Hong Kong's South China Morning Post reports the attendant said she wanted to throw the drink at Paetongtarn, one of Mr Thaksin's three children and the niece of current Prime Minister Yingluck Shinawatra.

"I immediately told my flight manager I could not work knowing the daughter of my enemy was on the plane," the attendant reportedly posted on Facebook.

"I called my personal adviser asking if it would be all right to throw coffee at Paetongtarn, but was told that this could breach Hong Kong's laws."

The Hong Kong flag carrier said they were investigating "allegations of misconduct" following the November 25 flight from Bangkok to Hong Kong.

Reports also said the attendant posted a photo of the manifest for the flight Paetongtarn was on.

"Cathay Pacific regrets this unfortunate incident and wishes to assure all of our customers that their privacy -- and strict adherence to all privacy regulations -- is extremely important to us," a Cathay spokeswoman said.
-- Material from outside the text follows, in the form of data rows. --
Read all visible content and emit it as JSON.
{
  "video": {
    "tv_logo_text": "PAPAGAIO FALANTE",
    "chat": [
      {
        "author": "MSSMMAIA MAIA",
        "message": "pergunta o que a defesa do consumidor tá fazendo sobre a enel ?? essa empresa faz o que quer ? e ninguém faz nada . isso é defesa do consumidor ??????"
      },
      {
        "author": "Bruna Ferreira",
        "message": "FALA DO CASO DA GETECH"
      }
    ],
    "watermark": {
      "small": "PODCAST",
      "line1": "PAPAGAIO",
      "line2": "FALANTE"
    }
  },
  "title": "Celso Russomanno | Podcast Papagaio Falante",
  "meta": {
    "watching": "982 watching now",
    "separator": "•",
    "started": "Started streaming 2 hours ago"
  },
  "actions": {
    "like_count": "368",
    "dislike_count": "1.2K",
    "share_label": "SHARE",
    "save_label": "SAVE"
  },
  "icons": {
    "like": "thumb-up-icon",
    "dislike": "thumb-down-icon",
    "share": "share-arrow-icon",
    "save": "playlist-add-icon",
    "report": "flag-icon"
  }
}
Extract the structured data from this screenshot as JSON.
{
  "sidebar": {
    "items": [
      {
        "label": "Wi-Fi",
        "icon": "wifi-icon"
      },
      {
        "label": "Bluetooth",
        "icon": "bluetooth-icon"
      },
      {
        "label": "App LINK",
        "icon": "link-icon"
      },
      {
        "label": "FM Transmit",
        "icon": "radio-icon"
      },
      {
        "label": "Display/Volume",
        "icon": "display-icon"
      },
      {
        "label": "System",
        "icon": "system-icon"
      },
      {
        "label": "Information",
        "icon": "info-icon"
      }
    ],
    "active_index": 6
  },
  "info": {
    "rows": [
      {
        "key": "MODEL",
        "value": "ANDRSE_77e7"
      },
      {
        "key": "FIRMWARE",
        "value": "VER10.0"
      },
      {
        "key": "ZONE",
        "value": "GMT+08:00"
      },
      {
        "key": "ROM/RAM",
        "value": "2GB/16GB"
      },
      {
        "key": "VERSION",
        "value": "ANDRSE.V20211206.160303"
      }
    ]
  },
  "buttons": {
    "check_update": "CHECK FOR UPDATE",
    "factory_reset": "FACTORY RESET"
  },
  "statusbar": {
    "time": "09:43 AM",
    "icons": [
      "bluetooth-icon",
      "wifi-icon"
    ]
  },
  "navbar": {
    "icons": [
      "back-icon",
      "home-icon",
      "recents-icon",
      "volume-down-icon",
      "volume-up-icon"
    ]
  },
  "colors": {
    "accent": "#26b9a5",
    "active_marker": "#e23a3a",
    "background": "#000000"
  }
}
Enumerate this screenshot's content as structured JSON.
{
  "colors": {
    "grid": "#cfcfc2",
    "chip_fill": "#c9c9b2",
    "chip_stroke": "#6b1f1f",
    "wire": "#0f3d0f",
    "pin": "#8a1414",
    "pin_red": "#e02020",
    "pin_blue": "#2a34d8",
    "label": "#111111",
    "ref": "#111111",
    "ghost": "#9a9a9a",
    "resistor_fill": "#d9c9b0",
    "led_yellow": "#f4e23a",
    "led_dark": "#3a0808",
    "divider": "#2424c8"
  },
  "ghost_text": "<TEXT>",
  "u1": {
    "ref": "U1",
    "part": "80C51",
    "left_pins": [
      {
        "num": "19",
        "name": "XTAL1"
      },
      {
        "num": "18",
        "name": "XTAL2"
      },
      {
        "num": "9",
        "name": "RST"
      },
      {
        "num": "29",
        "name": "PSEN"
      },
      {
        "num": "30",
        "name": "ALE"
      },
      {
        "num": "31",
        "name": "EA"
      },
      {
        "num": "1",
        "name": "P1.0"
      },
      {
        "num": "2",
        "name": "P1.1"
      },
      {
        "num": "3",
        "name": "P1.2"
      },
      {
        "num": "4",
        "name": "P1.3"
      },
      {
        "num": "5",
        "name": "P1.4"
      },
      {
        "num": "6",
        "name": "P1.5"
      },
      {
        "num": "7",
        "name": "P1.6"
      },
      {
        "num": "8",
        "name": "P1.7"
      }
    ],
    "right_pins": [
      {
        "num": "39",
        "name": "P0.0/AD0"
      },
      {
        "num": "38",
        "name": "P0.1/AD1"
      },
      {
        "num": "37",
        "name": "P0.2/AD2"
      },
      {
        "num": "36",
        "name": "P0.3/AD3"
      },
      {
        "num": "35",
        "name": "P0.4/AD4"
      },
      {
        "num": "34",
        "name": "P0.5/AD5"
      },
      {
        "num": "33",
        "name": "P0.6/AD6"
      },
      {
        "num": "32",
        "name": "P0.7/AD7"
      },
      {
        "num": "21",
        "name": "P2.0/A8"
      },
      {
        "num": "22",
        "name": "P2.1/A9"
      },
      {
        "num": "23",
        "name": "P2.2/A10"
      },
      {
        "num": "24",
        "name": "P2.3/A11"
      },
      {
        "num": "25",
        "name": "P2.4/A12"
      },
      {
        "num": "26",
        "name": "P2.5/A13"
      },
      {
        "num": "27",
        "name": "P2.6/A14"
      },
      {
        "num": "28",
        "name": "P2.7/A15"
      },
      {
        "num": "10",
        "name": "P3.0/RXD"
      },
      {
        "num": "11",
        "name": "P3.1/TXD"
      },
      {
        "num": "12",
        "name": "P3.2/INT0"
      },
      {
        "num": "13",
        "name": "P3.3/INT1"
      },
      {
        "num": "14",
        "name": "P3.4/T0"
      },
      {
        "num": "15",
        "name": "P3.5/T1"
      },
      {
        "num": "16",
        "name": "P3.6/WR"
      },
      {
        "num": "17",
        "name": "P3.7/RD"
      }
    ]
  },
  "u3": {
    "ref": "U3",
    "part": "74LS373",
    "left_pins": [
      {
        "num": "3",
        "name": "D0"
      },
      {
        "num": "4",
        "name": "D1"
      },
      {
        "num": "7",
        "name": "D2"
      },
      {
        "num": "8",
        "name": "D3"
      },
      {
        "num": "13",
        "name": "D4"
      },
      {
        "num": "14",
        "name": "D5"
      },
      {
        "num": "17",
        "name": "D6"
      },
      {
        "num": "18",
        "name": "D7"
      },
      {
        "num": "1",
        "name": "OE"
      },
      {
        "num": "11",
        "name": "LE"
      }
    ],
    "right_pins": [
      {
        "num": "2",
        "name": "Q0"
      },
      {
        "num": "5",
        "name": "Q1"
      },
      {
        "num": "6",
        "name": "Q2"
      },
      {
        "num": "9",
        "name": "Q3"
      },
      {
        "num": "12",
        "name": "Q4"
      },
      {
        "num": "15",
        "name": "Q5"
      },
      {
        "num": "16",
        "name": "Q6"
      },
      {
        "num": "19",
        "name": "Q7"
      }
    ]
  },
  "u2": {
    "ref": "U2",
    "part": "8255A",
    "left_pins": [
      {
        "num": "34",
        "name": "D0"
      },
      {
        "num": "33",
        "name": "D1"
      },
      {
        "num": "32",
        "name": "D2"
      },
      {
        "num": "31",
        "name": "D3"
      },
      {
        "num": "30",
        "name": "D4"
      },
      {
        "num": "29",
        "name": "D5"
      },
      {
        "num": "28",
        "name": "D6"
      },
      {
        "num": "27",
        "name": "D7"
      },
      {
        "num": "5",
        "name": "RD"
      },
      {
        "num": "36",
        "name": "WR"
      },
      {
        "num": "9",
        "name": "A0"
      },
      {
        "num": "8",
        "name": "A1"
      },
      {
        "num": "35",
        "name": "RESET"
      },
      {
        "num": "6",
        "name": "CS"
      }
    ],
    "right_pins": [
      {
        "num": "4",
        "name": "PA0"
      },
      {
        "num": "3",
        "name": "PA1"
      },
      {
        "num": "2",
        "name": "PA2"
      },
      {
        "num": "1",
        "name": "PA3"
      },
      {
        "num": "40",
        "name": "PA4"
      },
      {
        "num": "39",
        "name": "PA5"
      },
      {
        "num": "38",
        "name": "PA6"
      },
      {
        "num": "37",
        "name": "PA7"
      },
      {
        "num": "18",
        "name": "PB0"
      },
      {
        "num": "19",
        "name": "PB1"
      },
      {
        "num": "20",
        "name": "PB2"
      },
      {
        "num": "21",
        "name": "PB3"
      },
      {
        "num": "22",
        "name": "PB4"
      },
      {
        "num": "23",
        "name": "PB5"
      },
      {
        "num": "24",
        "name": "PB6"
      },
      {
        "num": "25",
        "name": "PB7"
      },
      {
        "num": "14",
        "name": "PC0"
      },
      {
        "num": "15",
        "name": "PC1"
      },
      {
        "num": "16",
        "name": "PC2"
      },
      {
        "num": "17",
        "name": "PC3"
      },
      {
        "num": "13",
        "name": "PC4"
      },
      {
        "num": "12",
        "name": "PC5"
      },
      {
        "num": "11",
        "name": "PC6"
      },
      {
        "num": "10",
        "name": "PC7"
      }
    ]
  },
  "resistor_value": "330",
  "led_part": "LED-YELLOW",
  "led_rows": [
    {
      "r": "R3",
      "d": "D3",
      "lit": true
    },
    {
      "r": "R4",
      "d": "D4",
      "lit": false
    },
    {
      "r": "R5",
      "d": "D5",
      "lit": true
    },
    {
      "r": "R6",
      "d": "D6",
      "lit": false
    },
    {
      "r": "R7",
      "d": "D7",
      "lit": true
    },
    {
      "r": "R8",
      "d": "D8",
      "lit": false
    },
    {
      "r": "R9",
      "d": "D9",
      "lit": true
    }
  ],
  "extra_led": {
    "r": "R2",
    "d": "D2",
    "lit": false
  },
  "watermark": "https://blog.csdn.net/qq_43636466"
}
The airline said the attendant -- which it declined to identify -- is cooperating in the investigation and "is currently not operating", but would not confirm whether she has been suspended from duty.

Thai media quoted Paetongtarn as saying on social media that she felt "uncomfortable" after the incident and that she was travelling to Hong Kong for a business trip and to see her father.

The long-running political crisis in Thailand recently saw its first major street protests against the government of Prime Minister Yingluck Shinawatra, Mr Thaksin's younger sister, who is accused by her rivals of being a puppet for her fugitive brother.

Mr Thaksin, ousted in a military coup in 2006, has been living abroad to avoid a jail term for corruption, but makes regular visits to Hong Kong, the southern Chinese city where his family reportedly owns properties.